Nombre de parents délèguent à leurs enfants le soin de promener le chien, de le nourrir, les laissent jouer seuls dans le jardin sans surveillance. L’on devrait aussi sensibiliser les adultes au fait qu’avant 3 ans, un enfant ne perçoit pas le danger et les signaux émis par le chien. Et que sa petite taille et sa fragilité rendent les éventuelles morsures et griffures d’autant plus redoutables (voir à ce sujet les vidéos en bas d’article). Il n'est pas rare qu'un chien mordeur ait agi en état de légitime défense (eh oui !), et dans tous les cas, les vrais responsables de l'agression sont les adultes, qui n'ont pas su anticiper, créer un climat de confiance, gérer le chien et les enfants...
 
Mais alors, quelle relation entre le chien et l’enfant ?
 
Un enfant ne devrait jamais être laissé seul avec un chien. Il ne devrait pas non plus être chargé de s’occuper de lui, de le promener, de le soigner. Ce qui n’empêche pas qu’en compagnie d’un adulte, il puisse prendre part à tous ces éléments de la vie du chien. Des caresses, des jeux, des activités physiques : le chien et l’enfant, sous réserve qu’un des parents soient toujours là pour superviser, peuvent partager des moments de grande joie et de grande complicité.

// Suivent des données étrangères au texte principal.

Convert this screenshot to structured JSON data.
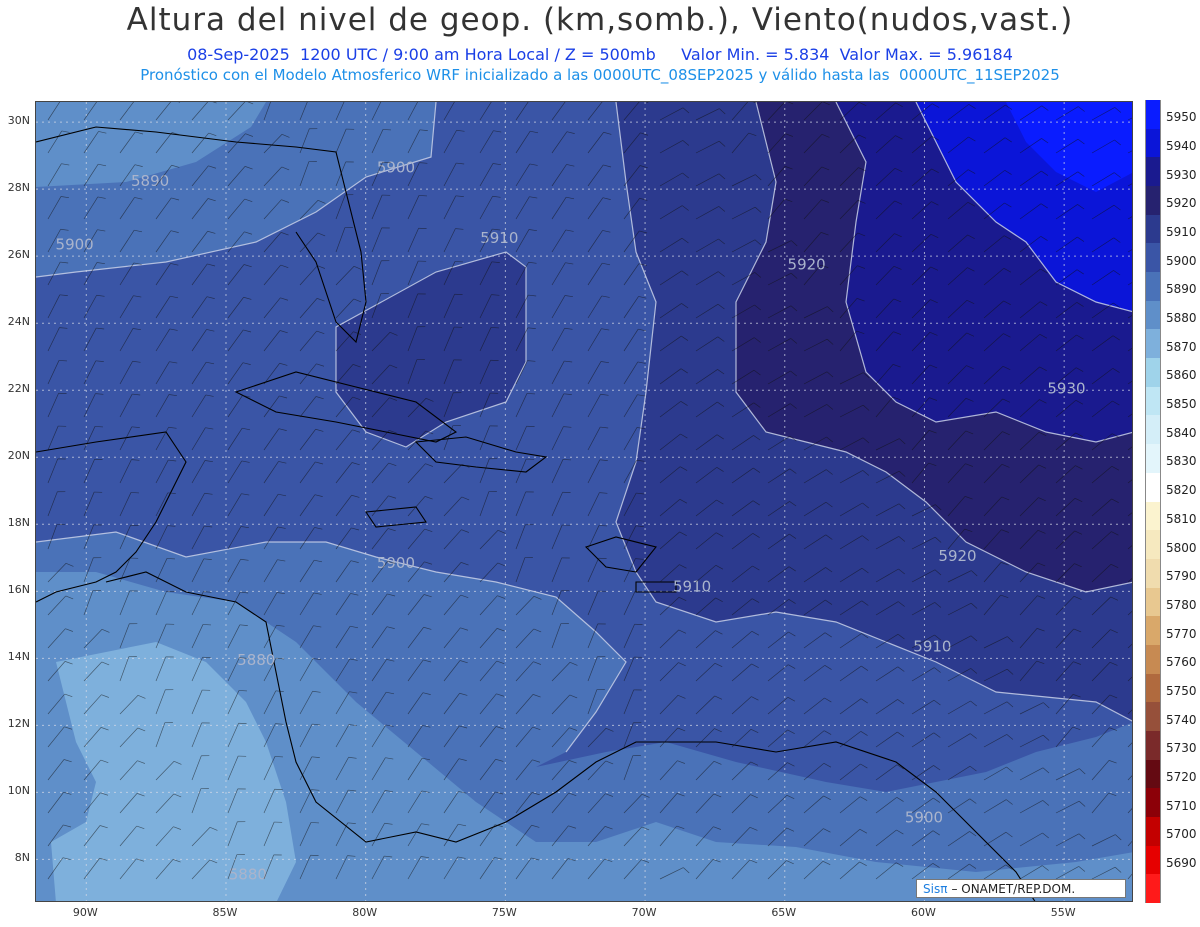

Les parents responsables vont aussi apprendre à leur enfant que le chien est un être vivant, sensible, avec des besoins spécifiques, un animal qu’il faut respecter, ne pas provoquer, ne pas embêter.
 
Les bénéfices de la relation entre le chien et l’enfant
 
Auprès de son chien, l’enfant va apprendre la vie, la maladie, la mort, le deuil, mais aussi l’affection mutuelle avec un « autre » fondamentalement différent. Identification, projection, miroir : l’animal, de l’avis des psychologues, représente un vrai plus dans la construction de la psyché de l’enfant. L’on dit aussi que les enfants qui vivent avec des animaux seraient moins sujets aux allergies.
 
Enfin, le chien pourra constituer un confident, d’autant plus précieux qu’il ne jugera pas. Dans tous les cas, la présence d’un chien aux côtés d’un enfant, quand ils sont l’un et l’autre respectés et protégés par des adultes responsables, ne peut être qu’un plus, un véritable enrichissement permanent.